The playdate thing sounds like it's your idea, right? Well, the natural thing seems to be to ask the nanny - is this something she'd be interested in? She may very well say no - what if it's not convenient for the aunt to schlep the kid back and forth? Ask her and see what she says. If the playdate is for an hour a week, I don't see what the big deal is. You can always try it out and see what happens. |
This is what I would worry about, OP. Don't go down that road. |
+1000 I bring my son to work as needed. I would never work for a family with a child similar to my sons age and not be allowed to bring him. Sure it's about money, but that's just ass backwards and so so sad. |
It's the "I can't fathom" poster again, who has been told numerous times that the nanny is doing it as a JOB but still cannot understand how any mother in her right mind could leave her child to care for another women's child even though women have been doing this FOREVER. Must be nice to live in a bubble. |
17:11, there's a bunch of us so get off of your horse. |
The "ass backwards" and "so so sad" part is that you think the money you save trumps the needs of the family and favors your need to bring your kid to work. |
You should do some work on your paranoid fears. |
Yeah, I'm a +2 to that too |
Wouldn't it be nice if everyone could recognize that a nanny/employer relationship is different from a conventional "professional" relationship, and certain considerations could be made; be it doing personal laundry, sharing food, taking a nap, or hanging out with your own child once a week...perhaps some of the animosity and distrust could be replaced with caring, compassionate and mutually beneficial situations that would be good for all of the individuals (especially the children!) involved. It's truly sad to see the low level of respect that so many of the MB's here seem to have for the people who care for their children. This thread is just making it all the more obvious. |
Really? You can't fathom why a woman would leave her child in the care of another woman so that she could go earn money to pay to feed and clothe and house that kid? You are an idiot. |
IMO, you are the only idiot here who believes that a helicopter nanny is a good nanny. Both the helicopter parent (AND the helicopter nanny) are harmful to a normal child's development. It's been proven that these children suffer a higher than average rate of depression. The Washington Post featured an article about this problem. |
The attitudes being displayed by nannies on this thread are one of the biggest reasons never to allow your nanny to bring along her child!

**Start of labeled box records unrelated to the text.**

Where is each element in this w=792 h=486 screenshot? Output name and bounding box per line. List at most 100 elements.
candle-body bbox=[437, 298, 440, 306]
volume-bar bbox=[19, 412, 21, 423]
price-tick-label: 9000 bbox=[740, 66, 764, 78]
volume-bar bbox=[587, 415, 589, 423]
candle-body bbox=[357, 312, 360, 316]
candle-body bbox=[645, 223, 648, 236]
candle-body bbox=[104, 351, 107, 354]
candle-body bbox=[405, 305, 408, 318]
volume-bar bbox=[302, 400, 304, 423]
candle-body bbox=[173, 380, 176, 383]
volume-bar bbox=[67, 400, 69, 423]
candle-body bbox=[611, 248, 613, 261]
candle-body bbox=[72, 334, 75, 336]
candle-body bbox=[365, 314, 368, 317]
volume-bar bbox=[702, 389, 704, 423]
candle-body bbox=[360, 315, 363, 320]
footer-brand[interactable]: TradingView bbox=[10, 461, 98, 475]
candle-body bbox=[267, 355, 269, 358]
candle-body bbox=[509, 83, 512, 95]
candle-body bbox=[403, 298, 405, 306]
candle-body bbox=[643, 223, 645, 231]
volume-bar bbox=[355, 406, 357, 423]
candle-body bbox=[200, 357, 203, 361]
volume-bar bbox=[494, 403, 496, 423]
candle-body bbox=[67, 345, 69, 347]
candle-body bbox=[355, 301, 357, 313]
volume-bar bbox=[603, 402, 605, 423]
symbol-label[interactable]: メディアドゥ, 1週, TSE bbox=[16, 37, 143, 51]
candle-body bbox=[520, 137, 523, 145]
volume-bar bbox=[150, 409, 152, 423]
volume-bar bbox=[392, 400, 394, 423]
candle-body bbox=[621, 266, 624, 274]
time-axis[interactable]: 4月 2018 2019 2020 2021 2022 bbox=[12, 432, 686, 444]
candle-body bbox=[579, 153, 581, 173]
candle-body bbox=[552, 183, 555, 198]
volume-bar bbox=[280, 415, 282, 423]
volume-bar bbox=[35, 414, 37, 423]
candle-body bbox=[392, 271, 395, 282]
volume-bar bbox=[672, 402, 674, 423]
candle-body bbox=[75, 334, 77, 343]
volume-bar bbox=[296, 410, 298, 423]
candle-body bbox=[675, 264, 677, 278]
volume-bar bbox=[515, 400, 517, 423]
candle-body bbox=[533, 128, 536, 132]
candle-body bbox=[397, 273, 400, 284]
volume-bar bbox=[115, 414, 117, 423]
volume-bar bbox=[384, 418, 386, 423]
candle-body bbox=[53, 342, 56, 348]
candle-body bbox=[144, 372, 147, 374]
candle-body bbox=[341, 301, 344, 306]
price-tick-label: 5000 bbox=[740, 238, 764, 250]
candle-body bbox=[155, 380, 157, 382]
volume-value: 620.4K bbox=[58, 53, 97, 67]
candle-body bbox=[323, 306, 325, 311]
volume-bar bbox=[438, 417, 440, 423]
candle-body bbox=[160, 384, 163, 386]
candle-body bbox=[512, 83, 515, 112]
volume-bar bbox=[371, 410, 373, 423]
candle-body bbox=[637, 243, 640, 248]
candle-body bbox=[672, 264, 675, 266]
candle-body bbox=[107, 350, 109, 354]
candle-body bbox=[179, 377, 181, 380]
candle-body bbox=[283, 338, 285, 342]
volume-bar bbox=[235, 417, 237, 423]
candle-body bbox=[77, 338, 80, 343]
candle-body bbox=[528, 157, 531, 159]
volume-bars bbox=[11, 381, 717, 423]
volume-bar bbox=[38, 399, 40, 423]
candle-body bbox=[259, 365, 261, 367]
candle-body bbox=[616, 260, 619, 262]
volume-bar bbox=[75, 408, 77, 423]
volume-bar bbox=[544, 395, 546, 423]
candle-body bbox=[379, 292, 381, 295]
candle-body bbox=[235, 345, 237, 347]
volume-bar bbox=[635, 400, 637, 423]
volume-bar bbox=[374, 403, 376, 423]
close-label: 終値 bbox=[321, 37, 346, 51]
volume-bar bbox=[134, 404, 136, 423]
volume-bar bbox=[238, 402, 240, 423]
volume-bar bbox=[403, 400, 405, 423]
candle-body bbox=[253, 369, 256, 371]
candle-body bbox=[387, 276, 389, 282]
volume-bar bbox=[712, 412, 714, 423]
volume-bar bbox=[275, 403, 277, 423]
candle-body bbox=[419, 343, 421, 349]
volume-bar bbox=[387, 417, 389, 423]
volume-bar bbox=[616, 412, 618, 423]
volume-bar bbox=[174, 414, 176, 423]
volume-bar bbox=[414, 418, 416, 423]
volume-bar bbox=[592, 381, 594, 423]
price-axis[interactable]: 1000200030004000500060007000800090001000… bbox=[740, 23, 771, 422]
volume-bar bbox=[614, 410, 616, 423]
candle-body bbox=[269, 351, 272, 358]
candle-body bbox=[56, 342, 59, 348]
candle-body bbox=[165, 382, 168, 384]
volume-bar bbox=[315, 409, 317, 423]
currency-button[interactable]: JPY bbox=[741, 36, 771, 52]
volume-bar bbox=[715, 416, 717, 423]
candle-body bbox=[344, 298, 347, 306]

OP for your question. The problem is that you are envisioning a once in while one hour play date where the aunt comes over as well. Your DH is right that this is not what is going to happen. The nanny's child will come without the aunt for entire morning or afternoon and then a full day. She will end up hitting you up for bringing her child with her everyday. Your nanny may not be one of the awful ones on this board who will accuse you of wanting to helicopter your children if you don't provide her with free childcare, take on the liability of having her kid in your house, and fund food/activities for her kid. Your nanny will try to rationalize in her mind that this can work because the benefit is so tempting to her. This has ONLY downsides for you. |
Helicopter moms demand helicopter nannies. |
Fanthom poster here. No sorry I'd never leave my 10 month old to come give the same love and attention to your 10 month old 50 hours a week, sorry. However I'd be more than willing to bring my child a long to give them both love and attention! 50 hours a week is a lot to not be able to see my child. That's why I only accept nanny positions where my son is allowed. I was contacted for a position that would pay $1000/wk and turned down the interview because my son couldn't be brought with me. It's not about the money to everyone ya know. Being able to see my child is VERY important to me. |
Then maybe you should be a SAHM, PP.